[Intel-gfx] [PATCH 04/10] vfio: Move storage of allow_unsafe_interrupts to vfio_main.c

Jason Gunthorpe jgg at nvidia.com
Mon Nov 7 15:32:40 UTC 2022


On Mon, Nov 07, 2022 at 08:18:53AM -0700, Alex Williamson wrote:
> On Mon, 7 Nov 2022 09:19:43 -0400
> Jason Gunthorpe <jgg at nvidia.com> wrote:
> 
> > On Mon, Oct 31, 2022 at 04:45:26PM -0600, Alex Williamson wrote:
> > 
> > > > It is one idea, it depends how literal you want to be on "module
> > > > parameters are ABI". IMHO it is a weak form of ABI and the need of
> > > > this paramter in particular is not that common in modern times, AFAIK.
> > > > 
> > > > So perhaps we just also expose it through vfio.ko and expect people to
> > > > migrate.
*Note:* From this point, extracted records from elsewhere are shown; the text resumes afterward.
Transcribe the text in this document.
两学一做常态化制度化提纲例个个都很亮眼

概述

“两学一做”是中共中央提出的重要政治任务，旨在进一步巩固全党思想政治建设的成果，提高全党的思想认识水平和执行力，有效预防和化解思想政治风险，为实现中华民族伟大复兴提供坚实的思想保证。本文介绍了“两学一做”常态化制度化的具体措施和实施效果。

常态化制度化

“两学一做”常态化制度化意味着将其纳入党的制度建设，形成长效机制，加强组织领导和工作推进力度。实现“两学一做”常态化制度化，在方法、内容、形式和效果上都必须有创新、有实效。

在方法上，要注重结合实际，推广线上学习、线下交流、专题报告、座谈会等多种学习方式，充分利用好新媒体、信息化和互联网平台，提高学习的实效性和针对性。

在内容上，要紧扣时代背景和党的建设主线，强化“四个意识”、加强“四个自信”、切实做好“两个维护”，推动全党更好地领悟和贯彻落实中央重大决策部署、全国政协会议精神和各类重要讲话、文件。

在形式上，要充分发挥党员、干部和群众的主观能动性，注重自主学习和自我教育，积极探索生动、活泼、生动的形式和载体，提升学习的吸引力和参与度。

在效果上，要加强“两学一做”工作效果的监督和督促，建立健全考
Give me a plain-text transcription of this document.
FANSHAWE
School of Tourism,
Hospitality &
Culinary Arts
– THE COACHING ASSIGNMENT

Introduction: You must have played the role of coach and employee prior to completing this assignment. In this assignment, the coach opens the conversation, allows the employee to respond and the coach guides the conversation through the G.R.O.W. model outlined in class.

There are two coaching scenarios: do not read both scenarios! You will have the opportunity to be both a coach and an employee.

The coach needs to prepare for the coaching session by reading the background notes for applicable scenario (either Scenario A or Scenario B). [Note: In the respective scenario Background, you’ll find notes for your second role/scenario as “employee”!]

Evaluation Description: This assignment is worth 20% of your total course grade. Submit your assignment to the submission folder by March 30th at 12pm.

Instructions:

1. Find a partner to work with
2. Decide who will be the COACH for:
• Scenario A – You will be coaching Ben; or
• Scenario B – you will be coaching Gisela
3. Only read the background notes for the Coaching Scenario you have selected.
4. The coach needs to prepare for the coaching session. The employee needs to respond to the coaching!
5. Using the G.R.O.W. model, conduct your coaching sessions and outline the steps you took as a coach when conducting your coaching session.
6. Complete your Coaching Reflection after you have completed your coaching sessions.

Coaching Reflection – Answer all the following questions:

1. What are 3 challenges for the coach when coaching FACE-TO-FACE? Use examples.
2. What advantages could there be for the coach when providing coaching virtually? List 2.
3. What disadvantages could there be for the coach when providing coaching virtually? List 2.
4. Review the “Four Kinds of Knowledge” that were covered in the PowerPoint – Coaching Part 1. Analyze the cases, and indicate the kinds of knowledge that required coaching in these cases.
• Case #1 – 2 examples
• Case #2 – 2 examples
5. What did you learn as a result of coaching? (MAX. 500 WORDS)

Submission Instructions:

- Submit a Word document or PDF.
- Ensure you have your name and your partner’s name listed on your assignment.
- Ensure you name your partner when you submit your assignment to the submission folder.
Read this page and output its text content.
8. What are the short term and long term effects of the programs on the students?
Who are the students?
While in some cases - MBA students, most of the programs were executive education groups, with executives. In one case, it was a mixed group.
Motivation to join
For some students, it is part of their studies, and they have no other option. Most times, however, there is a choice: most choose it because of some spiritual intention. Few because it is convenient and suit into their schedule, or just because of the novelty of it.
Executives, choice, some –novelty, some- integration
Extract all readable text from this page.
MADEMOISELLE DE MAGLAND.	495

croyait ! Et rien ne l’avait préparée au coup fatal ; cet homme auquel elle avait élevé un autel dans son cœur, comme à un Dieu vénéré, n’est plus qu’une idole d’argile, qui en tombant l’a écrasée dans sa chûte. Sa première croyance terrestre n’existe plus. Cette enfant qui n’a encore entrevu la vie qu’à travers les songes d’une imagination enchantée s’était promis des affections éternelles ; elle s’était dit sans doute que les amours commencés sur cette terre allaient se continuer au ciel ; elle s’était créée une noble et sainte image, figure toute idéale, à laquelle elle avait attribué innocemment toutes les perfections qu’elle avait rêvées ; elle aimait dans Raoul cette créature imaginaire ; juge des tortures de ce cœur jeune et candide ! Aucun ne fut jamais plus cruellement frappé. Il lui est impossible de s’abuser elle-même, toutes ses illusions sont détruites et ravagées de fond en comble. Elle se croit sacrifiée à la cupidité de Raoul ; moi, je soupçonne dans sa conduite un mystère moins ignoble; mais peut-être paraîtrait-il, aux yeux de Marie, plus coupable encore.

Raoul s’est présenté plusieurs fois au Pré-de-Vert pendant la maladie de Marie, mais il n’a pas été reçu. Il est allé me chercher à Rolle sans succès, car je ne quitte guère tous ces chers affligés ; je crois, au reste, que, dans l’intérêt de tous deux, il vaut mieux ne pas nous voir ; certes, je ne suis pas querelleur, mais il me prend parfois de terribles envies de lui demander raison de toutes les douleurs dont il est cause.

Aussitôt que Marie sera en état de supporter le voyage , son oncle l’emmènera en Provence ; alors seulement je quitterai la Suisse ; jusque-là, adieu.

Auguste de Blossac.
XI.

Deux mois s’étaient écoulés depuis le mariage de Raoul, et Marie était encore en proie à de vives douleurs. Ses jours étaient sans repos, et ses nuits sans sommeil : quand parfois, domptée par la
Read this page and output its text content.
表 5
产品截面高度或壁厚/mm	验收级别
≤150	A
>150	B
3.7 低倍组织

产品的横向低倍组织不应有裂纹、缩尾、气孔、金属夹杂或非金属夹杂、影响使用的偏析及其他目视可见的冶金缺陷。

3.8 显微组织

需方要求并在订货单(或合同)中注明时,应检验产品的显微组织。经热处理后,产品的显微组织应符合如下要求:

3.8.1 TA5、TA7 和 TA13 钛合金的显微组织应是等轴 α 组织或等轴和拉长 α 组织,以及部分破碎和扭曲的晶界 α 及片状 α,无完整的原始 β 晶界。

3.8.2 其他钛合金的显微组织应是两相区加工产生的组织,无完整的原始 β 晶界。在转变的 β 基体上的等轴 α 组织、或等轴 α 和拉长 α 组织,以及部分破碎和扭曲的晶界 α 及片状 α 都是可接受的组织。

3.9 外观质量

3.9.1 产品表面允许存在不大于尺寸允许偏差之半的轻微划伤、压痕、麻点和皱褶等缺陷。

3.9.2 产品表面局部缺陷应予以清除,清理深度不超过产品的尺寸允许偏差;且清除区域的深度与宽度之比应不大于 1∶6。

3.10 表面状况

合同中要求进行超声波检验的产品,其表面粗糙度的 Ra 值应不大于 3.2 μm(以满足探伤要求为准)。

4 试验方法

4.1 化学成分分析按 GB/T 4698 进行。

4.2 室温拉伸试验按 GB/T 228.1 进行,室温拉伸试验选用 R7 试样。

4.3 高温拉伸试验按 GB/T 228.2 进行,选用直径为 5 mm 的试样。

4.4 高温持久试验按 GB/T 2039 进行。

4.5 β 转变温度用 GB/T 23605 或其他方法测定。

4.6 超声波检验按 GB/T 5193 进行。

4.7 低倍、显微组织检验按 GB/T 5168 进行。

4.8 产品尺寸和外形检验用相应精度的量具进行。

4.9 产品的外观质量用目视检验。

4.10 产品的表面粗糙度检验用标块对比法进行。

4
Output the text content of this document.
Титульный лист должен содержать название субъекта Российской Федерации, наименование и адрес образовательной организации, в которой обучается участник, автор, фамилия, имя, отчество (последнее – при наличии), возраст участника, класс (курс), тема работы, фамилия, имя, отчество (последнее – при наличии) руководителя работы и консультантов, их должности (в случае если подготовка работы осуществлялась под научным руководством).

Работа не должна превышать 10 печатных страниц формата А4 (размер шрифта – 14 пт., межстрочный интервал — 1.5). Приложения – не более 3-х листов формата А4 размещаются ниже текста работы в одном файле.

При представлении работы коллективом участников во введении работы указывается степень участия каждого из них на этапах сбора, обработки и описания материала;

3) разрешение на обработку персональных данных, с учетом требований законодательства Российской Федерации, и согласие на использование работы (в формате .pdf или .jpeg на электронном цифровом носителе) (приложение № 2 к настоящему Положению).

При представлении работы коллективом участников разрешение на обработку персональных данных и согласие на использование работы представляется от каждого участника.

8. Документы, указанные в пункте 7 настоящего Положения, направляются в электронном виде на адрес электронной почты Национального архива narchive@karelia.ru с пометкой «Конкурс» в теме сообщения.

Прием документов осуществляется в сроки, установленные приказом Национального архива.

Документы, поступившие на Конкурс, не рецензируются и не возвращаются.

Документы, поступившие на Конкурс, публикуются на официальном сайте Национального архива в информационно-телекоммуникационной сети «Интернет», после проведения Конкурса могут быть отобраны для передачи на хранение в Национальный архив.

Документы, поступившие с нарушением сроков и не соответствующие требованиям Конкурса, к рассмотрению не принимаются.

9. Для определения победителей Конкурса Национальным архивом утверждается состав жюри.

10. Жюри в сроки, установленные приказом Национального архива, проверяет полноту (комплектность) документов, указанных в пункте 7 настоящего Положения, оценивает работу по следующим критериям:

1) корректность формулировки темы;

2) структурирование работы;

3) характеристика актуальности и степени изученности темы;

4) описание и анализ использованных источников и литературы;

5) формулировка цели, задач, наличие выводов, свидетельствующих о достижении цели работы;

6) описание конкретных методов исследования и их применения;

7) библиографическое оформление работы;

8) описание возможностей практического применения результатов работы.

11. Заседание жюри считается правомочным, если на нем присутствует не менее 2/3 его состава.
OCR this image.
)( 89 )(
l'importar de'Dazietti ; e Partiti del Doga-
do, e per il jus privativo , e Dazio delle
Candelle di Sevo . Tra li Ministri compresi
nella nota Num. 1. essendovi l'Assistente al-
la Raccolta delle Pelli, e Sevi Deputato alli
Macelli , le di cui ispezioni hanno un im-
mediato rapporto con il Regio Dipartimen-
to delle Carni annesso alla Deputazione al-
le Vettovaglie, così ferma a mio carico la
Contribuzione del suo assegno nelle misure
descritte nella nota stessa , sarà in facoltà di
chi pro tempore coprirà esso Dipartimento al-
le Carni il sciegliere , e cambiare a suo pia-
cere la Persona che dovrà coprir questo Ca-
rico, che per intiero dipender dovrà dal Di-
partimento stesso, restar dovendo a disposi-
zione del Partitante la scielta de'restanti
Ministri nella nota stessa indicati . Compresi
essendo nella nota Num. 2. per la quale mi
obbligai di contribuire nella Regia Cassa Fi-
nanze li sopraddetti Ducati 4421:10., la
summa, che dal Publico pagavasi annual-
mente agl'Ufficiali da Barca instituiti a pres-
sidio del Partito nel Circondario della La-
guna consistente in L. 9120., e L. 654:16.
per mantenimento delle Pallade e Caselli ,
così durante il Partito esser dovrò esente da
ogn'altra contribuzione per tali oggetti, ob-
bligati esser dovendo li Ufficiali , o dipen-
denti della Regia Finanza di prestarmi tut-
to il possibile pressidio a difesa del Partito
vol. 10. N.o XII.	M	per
That would give a window were both options are available.  
> > > 
> > > That might be best.  Ultimately this is an opt-out of a feature that
> > > has security implications, so I'd rather error on the side of requiring
> > > the user to re-assert that opt-out.  It seems the potential good in
> > > eliminating stale or unnecessary options outweighs any weak claims of
> > > preserving an ABI for a module that's no longer in service.  
> > 
> > Ok, lets do this
> > 
> > --- a/drivers/vfio/vfio_main.c
> > +++ b/drivers/vfio/vfio_main.c
> > @@ -55,6 +55,11 @@ static struct vfio {
> >  bool vfio_allow_unsafe_interrupts;
> >  EXPORT_SYMBOL_GPL(vfio_allow_unsafe_interrupts);
> >  
> > +module_param_named(allow_unsafe_interrupts,
> > +                  vfio_allow_unsafe_interrupts, bool, S_IRUGO | S_IWUSR);
> > +MODULE_PARM_DESC(allow_unsafe_interrupts,
> > +                "Enable VFIO IOMMU support for on platforms without interrupt remapping support.");
> > +
> >  static DEFINE_XARRAY(vfio_device_set_xa);
> >  static const struct file_operations vfio_group_fops;
> > 
> > > However, I'd question whether vfio is the right place for that new
> > > module option.  As proposed, vfio is only passing it through to
> > > iommufd, where an error related to lack of the hardware feature is
> > > masked behind an -EPERM by the time it gets back to vfio, making any
> > > sort of advisory to the user about the module option convoluted.  It
> > > seems like iommufd should own the option to opt-out universally, not
> > > just through the vfio use case.  Thanks,  
> > 
> > My thinking is this option shouldn't exist at all in other iommufd
> > users. eg I don't see value in VDPA supporting it.
> 
> I disagree, the IOMMU interface is responsible for isolating the
> device, this option doesn't make any sense to live in vfio-main, which
> is the reason it was always a type1 option.  

You just agreed to this above?

> If vdpa doesn't allow full device access such that it can guarantee
> that a device cannot generate a DMA that can spoof MSI, then it
> sounds like the flag we pass when attaching a device to iommfd
> should to reflect this difference in usage.

VDPA allows arbitary DMA just like VFIO. At most VDPA limits the MMIO
touches.

> The driver either requires full isolation, default, or can indicate a
> form of restricted DMA programming that prevents interrupt spoofing.
> The policy whether to permit unsafe configurations should exist in one
> place, iommufd.

iommufd doesn't know the level of unsafely the external driver is
creating, and IMHO we don't actually want to enable this more
widely. So I don't want to see a global kernel wide flag at this point
until we get reason to make more than just VFIO insecure.